Influencer é alvo de operação da PF contra tráfico e desvio de substância para produzir crack

    O influenciador fitness Renato Cariani é sócio da empresa Anidrol, que é suspeita de integrar esquema de desvio de produtos químicos para produção de drogas

    Foto: Divulgação / PF

    Empresa Anidrol, uma indústria química localizada em Diadema, na Grande São Paulo, e tem como sócio o influenciador fitness Renato Cariani

    O influenciador digital e ex-fisiculturista Renato Cariani é um dos alvos de uma operação deflagrada pela Polícia Federal (PF), na manhã desta terça-feira (12), para apurar suspeitas de tráfico de drogas e o desvio de produto químico para a produção de crack.

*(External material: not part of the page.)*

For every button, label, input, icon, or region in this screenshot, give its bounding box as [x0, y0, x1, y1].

    Realizada em conjunto com o Grupo de Atuação Especial de Combate ao Crime Organizado (GAECO do MPSP) de São Paulo e a Receita Federal, a Operação Hinsberg envolve mais de 70 agentes da PF, que estão nas ruas para cumprir 18 mandados de busca e apreensão em endereços situados em São Paulo (16), Paraná (1) e Minas Gerais (1).

    Conforme o G1, o principal alvo é a empresa Anidrol, uma indústria química localizada em Diadema, na Grande São Paulo, e tem como sócio o influenciador fitness Renato Cariani. Outro suspeito é Fabio Spinola, que já foi preso por envolvimento no mesmo tipo de crime em operação da PF no Paraná. Segundo o site, a polícia encontrou mais de R$ 100 mil em espécie na casa de Spinola, que de acordo com a PF, seria o intermediador entre a indústria química e os produtores da droga.

    De acordo com as investigações, o esquema abrangia a emissão fraudulenta de notas fiscais por empresas licenciadas a vender produtos químicos em São Paulo, usando ‘laranjas’ para depósitos em espécie, como se fossem funcionários de grandes multinacionais, vítimas que figuraram como compradoras.

    “Foram identificadas 60 transações dissimuladas vinculadas à atuação desta Organização Criminosa, totalizando, aproximadamente, 12 toneladas de produtos químicos (fenacetina, acetona, éter etílico, ácido clorídrico, manitol e acetato de etila), o que corresponde à mais de 19 toneladas de cocaína e crack prontas para consumo”, informou a Polícia Federal, segundo a qual os envolvidos tinha várias táticas para ocultar e dissimular a procedência ilícita dos valores recebidos por meio de “laranjas” e empresas fictícias.

    Segundo a PF, os suspeitos responderão pelos crimes de tráfico equiparado, associação para fins de tráfico, bem como pelo crime de lavagem de dinheiro. As penas cominadas podem ultrapassar 35 anos de reclusão.